From the ancient Biblical city name, likely derived from a Hebrew root linked to the moon or fragrance.
Jericho is one of the oldest place-names in human memory, and that antiquity is central to its power as a personal name. It comes from the ancient city of Jericho in the Levant, known in Hebrew as Yeriho. Scholars often connect the name either to yareach, “moon,” suggesting an old lunar association, or to reiach, “fragrance,” though the exact origin remains debated.
Whatever its earliest meaning, Jericho entered world consciousness through the Bible as the fortified city whose walls fell before Joshua, making it one of the most dramatic and symbolically charged place-names in religious literature. As a personal name, Jericho is relatively modern and rare, part of a broader trend of transforming biblical places into given names. Unlike John or David, it was not conventional for centuries; its rise reflects modern tastes for names that sound bold, vivid, and story-rich.

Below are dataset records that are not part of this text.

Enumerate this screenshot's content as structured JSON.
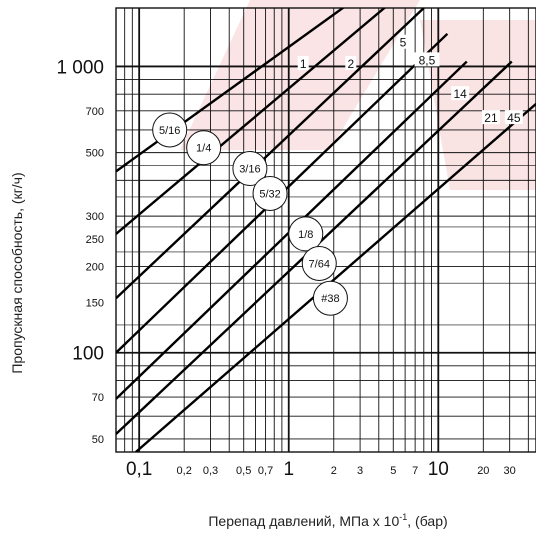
{
  "chart_data": {
    "type": "line",
    "title": "",
    "xlabel": "Перепад давлений, МПа х 10",
    "xlabel_sup": "-1",
    "xlabel_tail": ", (бар)",
    "ylabel": "Пропускная способность, (кг/ч)",
    "x_scale": "log",
    "y_scale": "log",
    "xlim": [
      0.07,
      45
    ],
    "ylim": [
      45,
      1600
    ],
    "grid": true,
    "x_ticks": [
      {
        "value": 0.1,
        "label": "0,1",
        "major": true
      },
      {
        "value": 0.2,
        "label": "0,2",
        "major": false
      },
      {
        "value": 0.3,
        "label": "0,3",
        "major": false
      },
      {
        "value": 0.5,
        "label": "0,5",
        "major": false
      },
      {
        "value": 0.7,
        "label": "0,7",
        "major": false
      },
      {
        "value": 1,
        "label": "1",
        "major": true
      },
      {
        "value": 2,
        "label": "2",
        "major": false
      },
      {
        "value": 3,
        "label": "3",
        "major": false
      },
      {
        "value": 5,
        "label": "5",
        "major": false
      },
      {
        "value": 7,
        "label": "7",
        "major": false
      },
      {
        "value": 10,
        "label": "10",
        "major": true
      },
      {
        "value": 20,
        "label": "20",
        "major": false
      },
      {
        "value": 30,
        "label": "30",
        "major": false
      }
    ],
    "y_ticks": [
      {
        "value": 50,
        "label": "50",
        "major": false
      },
      {
        "value": 70,
        "label": "70",
        "major": false
      },
      {
        "value": 100,
        "label": "100",
        "major": true
      },
      {
        "value": 150,
        "label": "150",
        "major": false
      },
      {
        "value": 200,
        "label": "200",
        "major": false
      },
      {
        "value": 250,
        "label": "250",
        "major": false
      },
      {
        "value": 300,
        "label": "300",
        "major": false
      },
      {
        "value": 500,
        "label": "500",
        "major": false
      },
      {
        "value": 700,
        "label": "700",
        "major": false
      },
      {
        "value": 1000,
        "label": "1 000",
        "major": true
      }
    ],
    "series": [
      {
        "name": "5/16",
        "points": [
          [
            0.07,
            430
          ],
          [
            2.7,
            1700
          ]
        ]
      },
      {
        "name": "1/4",
        "points": [
          [
            0.07,
            260
          ],
          [
            5.0,
            1700
          ]
        ]
      },
      {
        "name": "3/16",
        "points": [
          [
            0.07,
            155
          ],
          [
            8.0,
            1600
          ]
        ]
      },
      {
        "name": "5/32",
        "points": [
          [
            0.07,
            100
          ],
          [
            11.5,
            1300
          ]
        ]
      },
      {
        "name": "1/8",
        "points": [
          [
            0.07,
            69
          ],
          [
            15.5,
            1040
          ]
        ]
      },
      {
        "name": "7/64",
        "points": [
          [
            0.07,
            52
          ],
          [
            31.0,
            1040
          ]
        ]
      },
      {
        "name": "#38",
        "points": [
          [
            0.095,
            45
          ],
          [
            45.0,
            740
          ]
        ]
      }
    ],
    "orifice_labels": [
      {
        "text": "5/16",
        "x": 0.16,
        "y": 600
      },
      {
        "text": "1/4",
        "x": 0.27,
        "y": 520
      },
      {
        "text": "3/16",
        "x": 0.55,
        "y": 440
      },
      {
        "text": "5/32",
        "x": 0.75,
        "y": 360
      },
      {
        "text": "1/8",
        "x": 1.3,
        "y": 260
      },
      {
        "text": "7/64",
        "x": 1.6,
        "y": 205
      },
      {
        "text": "#38",
        "x": 1.9,
        "y": 155
      }
    ],
    "curve_labels": [
      {
        "text": "1",
        "x": 1.25,
        "y": 1020
      },
      {
        "text": "2",
        "x": 2.6,
        "y": 1020
      },
      {
        "text": "5",
        "x": 5.8,
        "y": 1210
      },
      {
        "text": "8,5",
        "x": 8.4,
        "y": 1050
      },
      {
        "text": "14",
        "x": 14.0,
        "y": 800
      },
      {
        "text": "21",
        "x": 22.5,
        "y": 660
      },
      {
        "text": "45",
        "x": 32.0,
        "y": 660
      }
    ]
  }
}
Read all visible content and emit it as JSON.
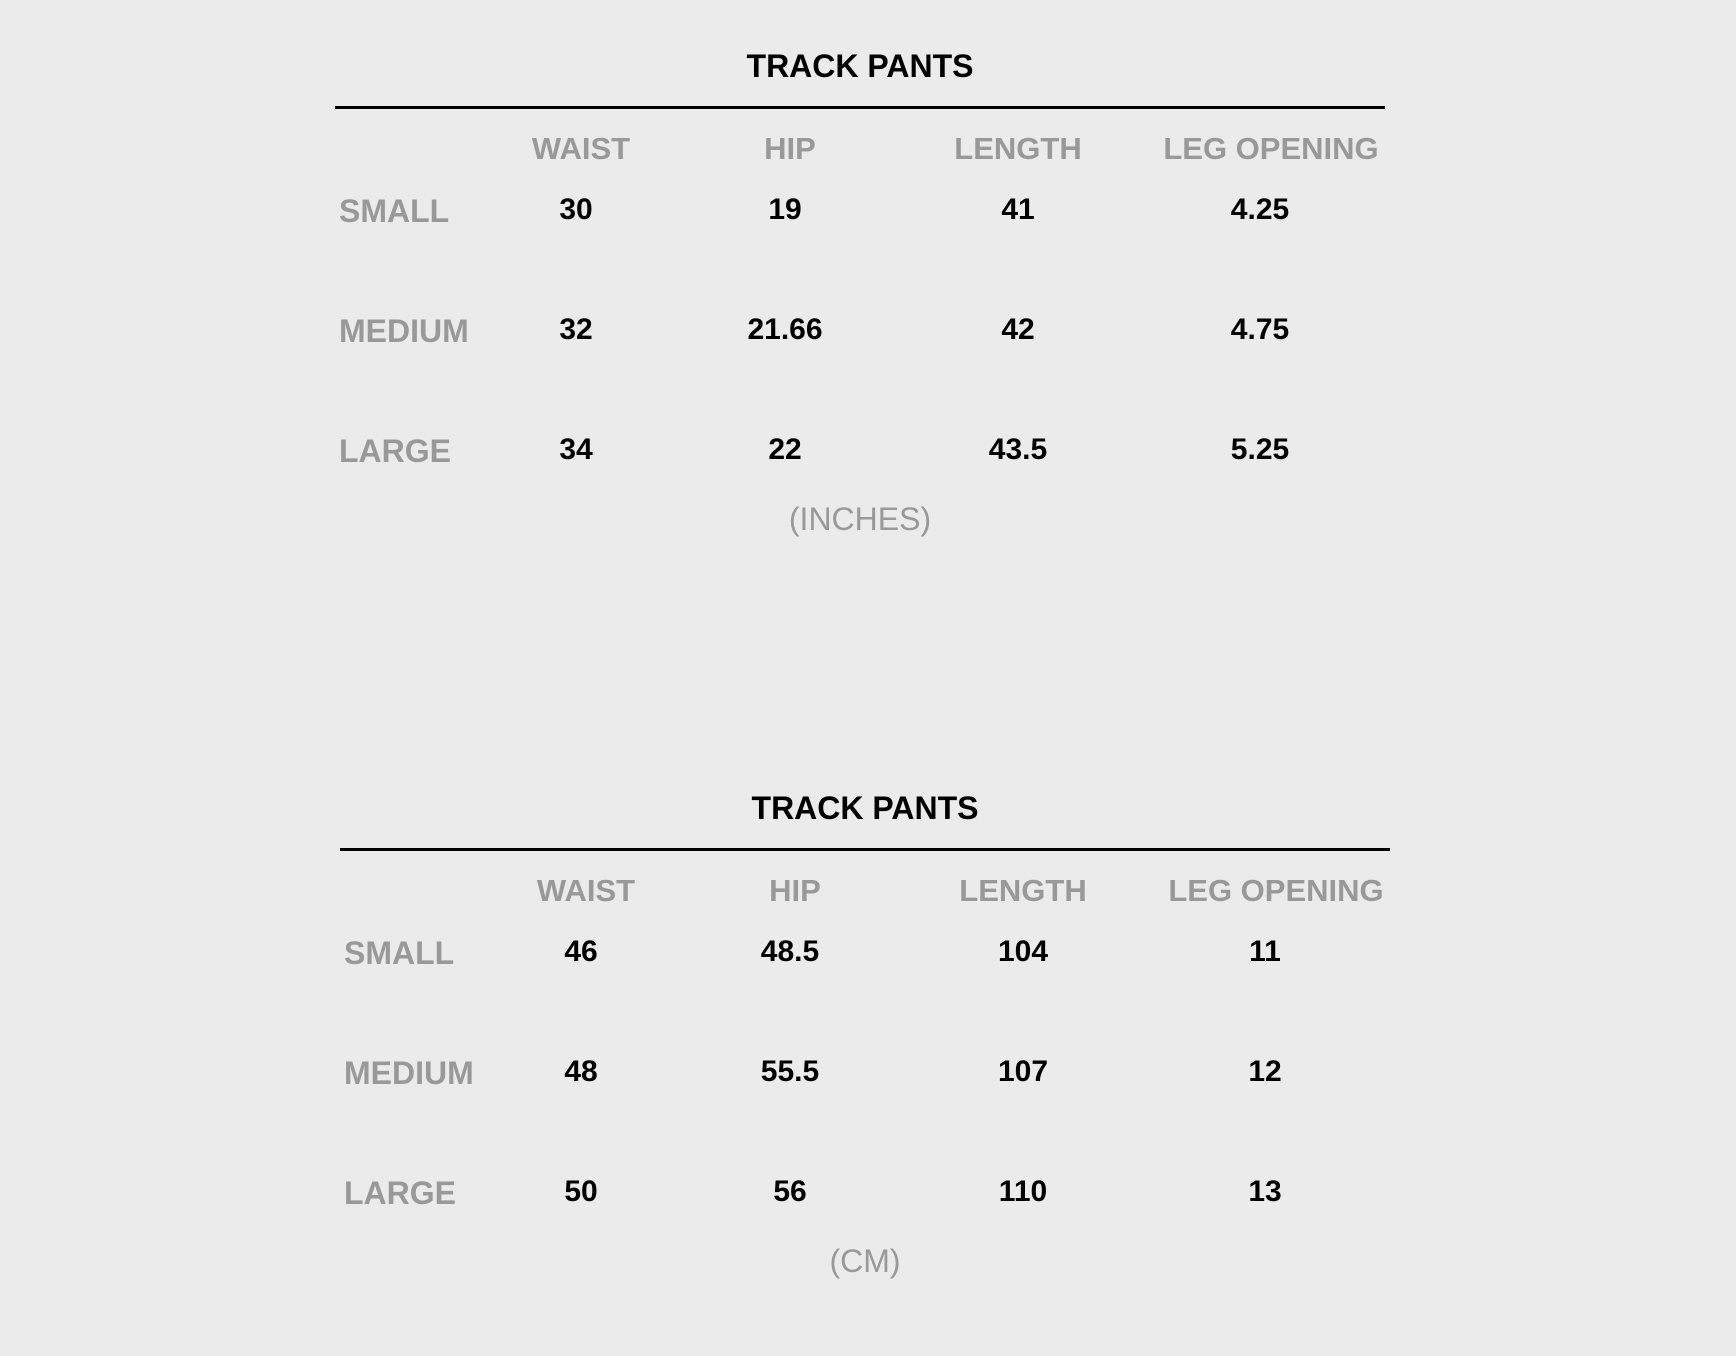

The biblical image gives Jericho a double quality: it suggests both ancient strength and sudden transformation. It has also appeared in hymns, sermons, spirituals, and popular culture, where “the walls of Jericho” became a metaphor for obstacles collapsing under faith, music, or destiny. That metaphor has helped the name travel far beyond scripture.
In contemporary usage, Jericho feels distinctive, rugged, and resonant, with a desert-city grandeur to it. It carries archaeology, religion, and metaphor all at once, making it less a simple label than a landscape of associations: moonlit antiquity, trumpet calls, falling walls, and endurance across millennia.